Miseta: Is there an alternative method of determining if a CRO is performing well?    

Howley: What my colleague (Peter Malamis, CEO of CRO Analytics) and I have been working on is a predictive model. Instead of looking at hundreds of individual metrics and weighting each one equally, we will look at those factors that drive performance and are important to sponsors and weigh each one based on its contribution to overall performance. Once we have all of that information for a multitude of CROs, we can predict which ones will have the highest probability of success on a given trial.

What we are not doing is ranking CROs. We are looking at past data to see how they performed on different performance factors in the context of different trials. This should help us to determine those trials in which they will have the highest probability of success in the future.  

Miseta: Many industry groups are working to bring standardization to trials and improve quality and efficiency while bringing down costs. Do you see these efforts working?

Howley: I think many of these groups have the potential to make big improvements in both efficiency and quality but using operational metrics. But what we are doing with predictive modeling is actually complementary with what many groups are doing.

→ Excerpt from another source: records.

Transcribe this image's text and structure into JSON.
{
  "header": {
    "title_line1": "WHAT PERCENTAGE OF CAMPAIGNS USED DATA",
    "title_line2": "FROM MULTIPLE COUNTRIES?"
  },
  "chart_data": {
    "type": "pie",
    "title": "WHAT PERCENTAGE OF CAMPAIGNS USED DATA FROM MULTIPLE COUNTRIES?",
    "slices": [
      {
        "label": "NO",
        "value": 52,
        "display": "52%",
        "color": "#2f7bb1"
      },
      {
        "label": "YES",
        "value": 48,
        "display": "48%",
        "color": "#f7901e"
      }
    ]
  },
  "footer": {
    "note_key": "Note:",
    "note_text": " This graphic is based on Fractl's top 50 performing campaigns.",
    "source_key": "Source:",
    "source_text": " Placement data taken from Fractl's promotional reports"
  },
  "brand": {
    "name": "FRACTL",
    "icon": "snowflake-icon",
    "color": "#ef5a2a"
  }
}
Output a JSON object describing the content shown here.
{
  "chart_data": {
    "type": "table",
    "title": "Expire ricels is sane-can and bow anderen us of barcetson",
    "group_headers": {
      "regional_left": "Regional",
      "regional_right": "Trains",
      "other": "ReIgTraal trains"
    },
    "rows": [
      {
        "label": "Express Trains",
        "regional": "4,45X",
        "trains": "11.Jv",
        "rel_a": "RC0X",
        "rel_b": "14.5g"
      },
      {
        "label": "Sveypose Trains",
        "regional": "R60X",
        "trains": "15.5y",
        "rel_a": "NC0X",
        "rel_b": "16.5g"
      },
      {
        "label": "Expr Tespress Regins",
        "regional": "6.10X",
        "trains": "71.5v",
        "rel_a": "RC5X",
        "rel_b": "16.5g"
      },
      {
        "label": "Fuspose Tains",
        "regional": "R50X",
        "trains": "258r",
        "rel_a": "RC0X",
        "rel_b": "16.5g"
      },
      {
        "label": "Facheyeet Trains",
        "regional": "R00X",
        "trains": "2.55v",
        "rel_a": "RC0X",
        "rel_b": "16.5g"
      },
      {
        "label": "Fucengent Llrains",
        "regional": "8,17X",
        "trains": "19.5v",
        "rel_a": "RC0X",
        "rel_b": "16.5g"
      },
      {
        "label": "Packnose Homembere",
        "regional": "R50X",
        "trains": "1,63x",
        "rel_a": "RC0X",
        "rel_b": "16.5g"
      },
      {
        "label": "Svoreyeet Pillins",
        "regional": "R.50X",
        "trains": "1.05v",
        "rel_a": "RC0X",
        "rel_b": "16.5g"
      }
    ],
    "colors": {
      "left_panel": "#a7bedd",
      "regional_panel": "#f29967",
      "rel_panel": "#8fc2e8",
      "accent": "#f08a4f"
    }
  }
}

The kind of quality assessment we are arguing for is more of a global perspective. It is comprehensive and it looks everywhere.

For example, a project manager might say they need very specific granular details. If there is a problem in their area, they need details in order to drill down into the issue. But if they are looking at 400 operational metrics, where do you start? Your intuition or expertise might tell you to look here or there, but what you’re really doing is guessing and in that case you’re just flying blind.

Predictive modeling will provide a more comprehensive view of quality and help companies keep an eye on their blind spots. Once you have that view, the operational metrics are complementary because they allow you to drill down on some of the granular issues that we would not cover.

Miseta: One of the trends we are seeing today is pharma companies partnering with other pharma companies, often in the area of clinical trials. Does this add more complexity to the problem of measuring quality?

Howley: That certainly adds a level of difficulty to this process. Everyone will focus on quality: what should we measure, how should we measure it, etc. We can debate that all day, but that is the easy part. There are established quality measures and we know how to do it. We basically have it down to a science. The really hard part is the sampling. Also, it’s not random sampling. It’s sampling where you have to identify that this person was a witness to this part of the clinical trial. So you have to get them the right assessment at the right time. This is what leads to increased complexity.

What companies need is a technology solution to help them manage that. The problem in assessing quality is not what to measure. The hard part is the sampling. It is complex enough when you work with one CRO. In a partnering situation you could find yourself in a situation where you have two sponsors working with two different CROs. But what happens when your CRO starts subcontracting part of the work, such as patient recruitment or data management? Suddenly you have to account for multiple subcontractors. You have to account for that, and we end up creating what is almost like a social network of who is doing what within the trial. It can really blow up the complexity of what you are trying to do.

I advise companies to remember that we are not measuring the performance of people here. We are measuring the performance of organizations. Our focus has to be on the quality of the output. In this kind of a dynamic and complex environment, it is important that everyone keep their eye on the ball.